Вот только его помощь им не нужна.

И понять их можно.

И нельзя.

Мы по разные стороны баррикады, где у каждой стороны своя правда, и винить у меня выходит как раз их и Алёну. Не будь её в его жизни, и ни в какой Загорск Дим бы не поехал, и в аварию ни в какую бы он не попал.

– Она сказала, чтобы я жил, если смогу… жить. Только я и не могу… – он говорит яростно, тише с каждым словом, и последнее получается призрачным шелестом.

Который я, впрочем, слышу слишком отчётливо.

Остро.

А Дим швыряет бессчетную бутылку, что вдребезги и тоже… остро.

– Жить не могу и умереть не могу, – он кривится.

Поднимается и шатается.

Кажется, что свалится, покатится по длинной лестнице вниз на каменный пол, разобьется, осуществляя самую заветную мечту, на этот раз окончательно.

– Дим!

Крик вырывается сам, раскатывается звонко и отчаянно.

И хватаюсь я за него не менее отчаянно.

До судороги.

– Пойдем наверх, пожалуйста…

– Зачем?

Он отступает.

Спускается на пару ступеней ниже, покачивается и затылком к стене приваливается.
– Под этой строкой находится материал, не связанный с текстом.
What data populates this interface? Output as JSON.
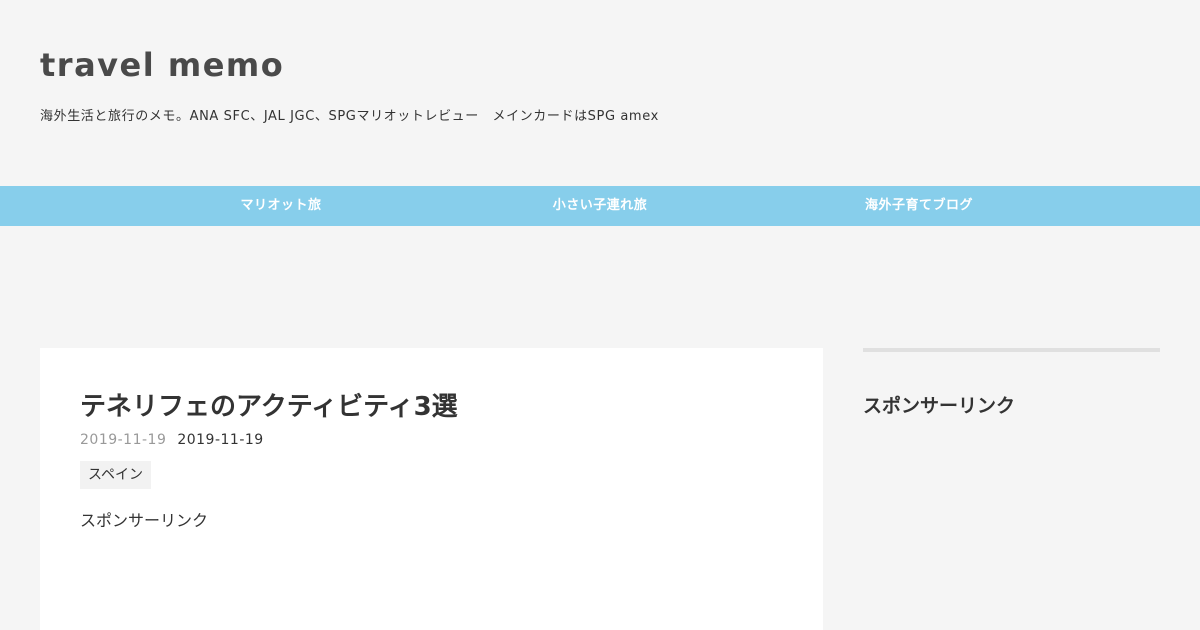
{
  "header": {
    "title": "travel memo",
    "description": "海外生活と旅行のメモ。ANA SFC、JAL JGC、SPGマリオットレビュー　メインカードはSPG amex"
  },
  "nav": {
    "items": [
      {
        "label": "マリオット旅"
      },
      {
        "label": "小さい子連れ旅"
      },
      {
        "label": "海外子育てブログ"
      }
    ]
  },
  "article": {
    "title": "テネリフェのアクティビティ3選",
    "published": "2019-11-19",
    "updated": "2019-11-19",
    "category": "スペイン",
    "sponsor_label": "スポンサーリンク"
  },
  "sidebar": {
    "widget_title": "スポンサーリンク"
  },
  "colors": {
    "background": "#f5f5f5",
    "nav": "#87ceeb",
    "content": "#ffffff",
    "text": "#333333"
  }
}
Оказывается совсем близко, лицом к лицу.

И его лицо я рассматриваю жадно.

Вглядываюсь в знакомо незнакомые черты.

В глубоко впавшие щёки, заострившиеся сверх приличий скулы, колкую даже на вид тёмную щетину. Появившиеся морщины в уголках глаз и черноту под провалами этих самых глаз, тёмных, почти чёрных, в которых, как в бездну, и смотреть, и падать.
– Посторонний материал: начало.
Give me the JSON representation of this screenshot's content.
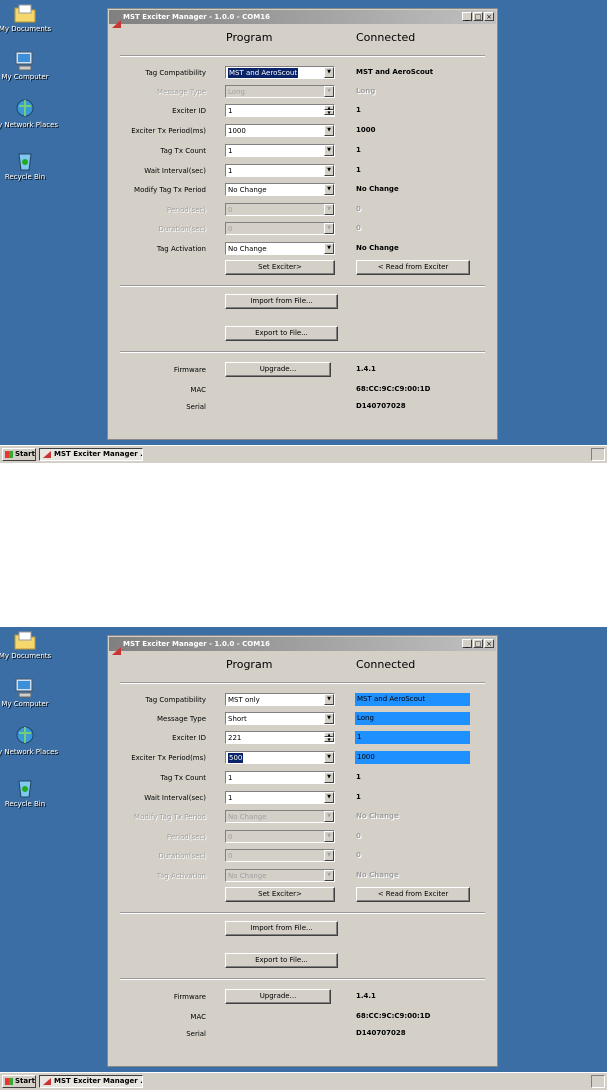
{
  "desktop": {
    "icons": [
      "My Documents",
      "My Computer",
      "My Network Places",
      "Recycle Bin"
    ]
  },
  "taskbar": {
    "start_label": "Start",
    "task_label": "MST Exciter Manager ..."
  },
  "window": {
    "title": "MST Exciter Manager - 1.0.0 - COM16",
    "header_program": "Program",
    "header_connected": "Connected",
    "buttons": {
      "set": "Set Exciter>",
      "read": "< Read from Exciter",
      "import": "Import from File...",
      "export": "Export to File...",
      "upgrade": "Upgrade..."
    },
    "labels": {
      "tag_compat": "Tag Compatibility",
      "msg_type": "Message Type",
      "exciter_id": "Exciter ID",
      "tx_period": "Exciter Tx Period(ms)",
      "tx_count": "Tag Tx Count",
      "wait": "Wait Interval(sec)",
      "modify": "Modify Tag Tx Period",
      "period": "Period(sec)",
      "duration": "Duration(sec)",
      "activation": "Tag Activation",
      "firmware": "Firmware",
      "mac": "MAC",
      "serial": "Serial"
    },
    "info": {
      "firmware": "1.4.1",
      "mac": "68:CC:9C:C9:00:1D",
      "serial": "D140707028"
    }
  },
  "screens": [
    {
      "fields": {
        "tag_compat": {
          "program": "MST and AeroScout",
          "connected": "MST and AeroScout"
        },
        "msg_type": {
          "program": "Long",
          "connected": "Long"
        },
        "exciter_id": {
          "program": "1",
          "connected": "1"
        },
        "tx_period": {
          "program": "1000",
          "connected": "1000"
        },
        "tx_count": {
          "program": "1",
          "connected": "1"
        },
        "wait": {
          "program": "1",
          "connected": "1"
        },
        "modify": {
          "program": "No Change",
          "connected": "No Change"
        },
        "period": {
          "program": "0",
          "connected": "0"
        },
        "duration": {
          "program": "0",
          "connected": "0"
        },
        "activation": {
          "program": "No Change",
          "connected": "No Change"
        }
      }
    },
    {
      "fields": {
        "tag_compat": {
          "program": "MST only",
          "connected": "MST and AeroScout"
        },
        "msg_type": {
          "program": "Short",
          "connected": "Long"
        },
        "exciter_id": {
          "program": "221",
          "connected": "1"
        },
        "tx_period": {
          "program": "500",
          "connected": "1000"
        },
        "tx_count": {
          "program": "1",
          "connected": "1"
        },
        "wait": {
          "program": "1",
          "connected": "1"
        },
        "modify": {
          "program": "No Change",
          "connected": "No Change"
        },
        "period": {
          "program": "0",
          "connected": "0"
        },
        "duration": {
          "program": "0",
          "connected": "0"
        },
        "activation": {
          "program": "No Change",
          "connected": "No Change"
        }
      }
    }
  ],
  "colors": {
    "desktop": "#3a6ea5",
    "window": "#d4d0c8",
    "highlight": "#1e90ff",
    "selection": "#0a246a"
  }
}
– Больше не нравлюсь? – Дим ухмыляется.

Смотрит пристально, и взгляд для вдрабадан пьяного у него слишком трезвый.

Холодный.

– Нравишься.

– Ты зачем приехала, Север? – он спрашивает желчно.

Отдирает мою руку от своей футболки, сжимает запястье, на котором уже расцвели чёрные узоры синяков от хватки Марека, отводит мою руку в сторону, и от боли я все же шиплю и рукой дергаю, но Дим держит крепко.
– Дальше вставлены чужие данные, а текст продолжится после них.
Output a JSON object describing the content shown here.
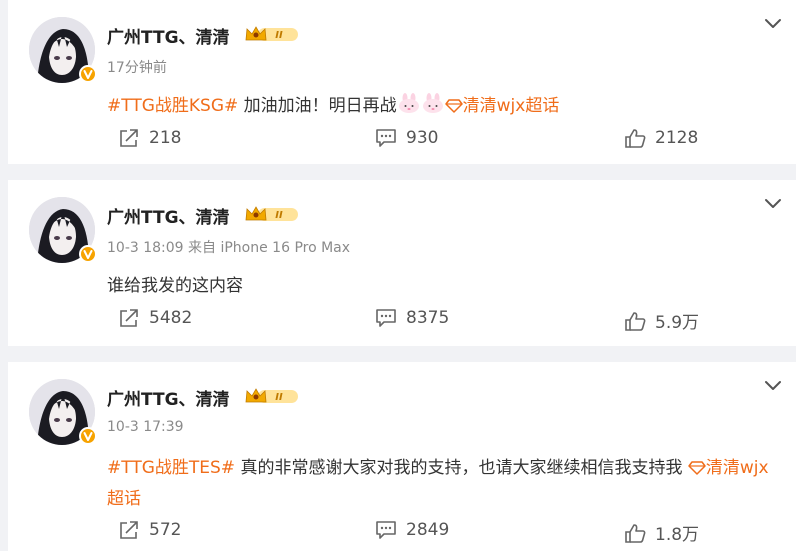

– Пусти. Пани Гавелкова, соседка, принесла свичкову и услышала шум. Она мне позвонила. Хотела в полицию, но решила сначала мне.

– И ты, конечно же, примчалась, – он заключает издевательски, рассматривает, тянет к себе, и сантиметры между нами становятся миллиметрами. – Иди, иди за мной – покорной и верною моей рабой14

– Замолчи, – я прошу.

Закрываю, не выдерживая его взгляда, глаза.

А над головой, спасая и разряжая напряжение, раздается мужской голос, интересуется насмешливо, давая признать Йиржи:

– Алоха, друзья мои! Вы чего мне Магдичку пугаете?!

– Мы не пугаем, – Дим кривится.

Отталкивает меня и сам от стены отталкивается.

Раскачивается.

И удержать от пересчета ступеней я его успеваю в последний момент.

– Дим!

– Я сижу в господе, потягиваю пиво и жду свой ужин, когда мне звонит Магдичка и шумит, что ты сошла с ума, а твоего жильца убили, – Йиржи сообщает буднично, сбегает, грохоча берцами, стремительно.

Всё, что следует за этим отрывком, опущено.